Seit Oktober 2016 haben Patienten/-innen, die mindestens drei ärztlich verordnete Medikamente einnehmen, einen Anspruch auf einen sogenannten bundeseinheitlichen Medikationsplan (BMP). Die Idee besteht darin, eine möglichst vollständige Übersicht der Medikation eines Patienten zu bieten, um so Risiken durch Wechselwirkungen zu verringern. Die unten aufgeführte Abbildung zeigt ein Beispiel eines BMP.

In unserem Projekt stellen wir uns nun die folgenden Fragen:

• Wie hilft der BMP, die Akteure besser zu vernetzen?

• Kann durch eine bessere Vernetzung mithilfe des BMP eine Erhöhung der Arzneimitteltherapie erreicht werden?

• Welche rechtlichen, sozialen und ethischen Probleme treten dabei auf und wie können wir diese beheben?

Zur Vernetzung bietet der BMP einen 2D-Barcode, der ein einfaches elektronisches Verarbeiten ermöglicht (siehe Abbildung, obere rechte Ecke). Beispielsweise könnten Angehörige den 2D-Barcode mit einem Smartphone einscannen, um ihn dann selbst zu aktualisieren. In einem anderen Projekt haben wir dazu PApp – Die Patientenapp entwickelt.

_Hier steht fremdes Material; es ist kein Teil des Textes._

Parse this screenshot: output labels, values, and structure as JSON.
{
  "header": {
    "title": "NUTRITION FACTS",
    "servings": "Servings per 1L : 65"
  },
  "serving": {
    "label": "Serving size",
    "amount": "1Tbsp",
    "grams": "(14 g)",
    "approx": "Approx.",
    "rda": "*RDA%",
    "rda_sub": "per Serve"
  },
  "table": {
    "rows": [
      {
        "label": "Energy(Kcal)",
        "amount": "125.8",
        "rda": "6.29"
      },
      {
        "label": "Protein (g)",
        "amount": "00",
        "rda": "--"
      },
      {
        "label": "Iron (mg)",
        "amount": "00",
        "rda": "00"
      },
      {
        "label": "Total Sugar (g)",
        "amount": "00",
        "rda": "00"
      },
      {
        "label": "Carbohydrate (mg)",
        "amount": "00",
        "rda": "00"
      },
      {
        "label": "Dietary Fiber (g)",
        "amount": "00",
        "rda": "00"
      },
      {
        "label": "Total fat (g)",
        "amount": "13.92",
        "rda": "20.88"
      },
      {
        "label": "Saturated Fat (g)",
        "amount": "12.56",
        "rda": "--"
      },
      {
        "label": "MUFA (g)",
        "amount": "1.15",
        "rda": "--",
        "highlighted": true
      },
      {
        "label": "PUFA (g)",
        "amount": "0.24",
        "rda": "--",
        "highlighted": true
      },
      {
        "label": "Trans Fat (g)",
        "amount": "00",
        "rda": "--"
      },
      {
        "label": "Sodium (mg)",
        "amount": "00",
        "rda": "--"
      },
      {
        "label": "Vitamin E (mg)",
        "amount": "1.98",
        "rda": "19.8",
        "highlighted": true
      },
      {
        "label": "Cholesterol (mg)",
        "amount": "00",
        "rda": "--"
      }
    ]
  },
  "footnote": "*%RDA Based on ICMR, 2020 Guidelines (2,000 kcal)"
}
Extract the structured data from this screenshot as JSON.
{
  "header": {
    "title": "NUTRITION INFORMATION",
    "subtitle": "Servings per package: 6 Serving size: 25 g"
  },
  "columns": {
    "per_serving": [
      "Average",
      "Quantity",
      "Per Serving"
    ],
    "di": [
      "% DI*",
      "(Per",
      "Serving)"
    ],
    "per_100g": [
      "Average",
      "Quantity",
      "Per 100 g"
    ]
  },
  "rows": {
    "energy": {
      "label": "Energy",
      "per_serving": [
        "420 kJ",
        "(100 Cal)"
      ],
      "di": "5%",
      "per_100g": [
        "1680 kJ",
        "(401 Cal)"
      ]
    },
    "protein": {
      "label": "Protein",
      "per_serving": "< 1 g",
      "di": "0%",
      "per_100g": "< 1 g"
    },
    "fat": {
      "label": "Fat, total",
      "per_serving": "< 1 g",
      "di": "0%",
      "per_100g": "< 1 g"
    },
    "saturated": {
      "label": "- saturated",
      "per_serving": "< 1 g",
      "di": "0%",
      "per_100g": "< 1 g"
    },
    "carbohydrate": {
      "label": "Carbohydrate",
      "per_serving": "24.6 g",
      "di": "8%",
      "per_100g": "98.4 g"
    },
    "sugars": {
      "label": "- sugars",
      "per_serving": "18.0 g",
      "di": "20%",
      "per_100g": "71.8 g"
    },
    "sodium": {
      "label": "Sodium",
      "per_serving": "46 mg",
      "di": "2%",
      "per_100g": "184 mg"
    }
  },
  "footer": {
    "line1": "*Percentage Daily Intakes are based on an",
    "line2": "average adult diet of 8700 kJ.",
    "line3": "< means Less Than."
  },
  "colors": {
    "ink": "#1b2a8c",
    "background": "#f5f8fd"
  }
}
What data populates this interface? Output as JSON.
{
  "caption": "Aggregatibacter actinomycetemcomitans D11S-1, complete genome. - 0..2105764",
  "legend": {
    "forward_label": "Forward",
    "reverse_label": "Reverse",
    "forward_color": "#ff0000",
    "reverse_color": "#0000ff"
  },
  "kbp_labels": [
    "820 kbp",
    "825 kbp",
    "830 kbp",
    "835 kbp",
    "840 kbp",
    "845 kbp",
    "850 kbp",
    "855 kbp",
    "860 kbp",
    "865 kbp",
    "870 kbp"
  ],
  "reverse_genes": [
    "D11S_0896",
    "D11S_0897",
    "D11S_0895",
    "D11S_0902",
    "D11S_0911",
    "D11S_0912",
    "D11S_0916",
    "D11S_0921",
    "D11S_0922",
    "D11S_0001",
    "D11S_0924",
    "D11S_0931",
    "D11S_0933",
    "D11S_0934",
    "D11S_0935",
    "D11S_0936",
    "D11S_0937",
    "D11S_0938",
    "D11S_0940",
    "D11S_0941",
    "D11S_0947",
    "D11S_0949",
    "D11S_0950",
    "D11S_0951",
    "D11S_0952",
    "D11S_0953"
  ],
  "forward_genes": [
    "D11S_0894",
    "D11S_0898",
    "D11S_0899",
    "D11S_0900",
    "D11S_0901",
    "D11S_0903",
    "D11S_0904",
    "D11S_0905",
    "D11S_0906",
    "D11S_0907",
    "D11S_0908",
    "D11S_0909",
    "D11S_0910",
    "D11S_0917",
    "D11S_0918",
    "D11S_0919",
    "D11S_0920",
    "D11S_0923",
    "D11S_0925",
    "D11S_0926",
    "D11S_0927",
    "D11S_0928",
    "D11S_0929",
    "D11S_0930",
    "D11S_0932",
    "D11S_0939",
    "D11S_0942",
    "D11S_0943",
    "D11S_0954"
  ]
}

Der damit aktualisierte Medikationsplan kann dann wieder ausgedruckt oder als neuer 2D-Barcode angezeigt werden. Die App ist bisher nur für den Einsatz durch Patienten konzipiert. Nun soll sie auch für den Einsatz durch weitere Akteure wie Angehörige, Ärzte, Apotheker und Pfleger erweitert werden.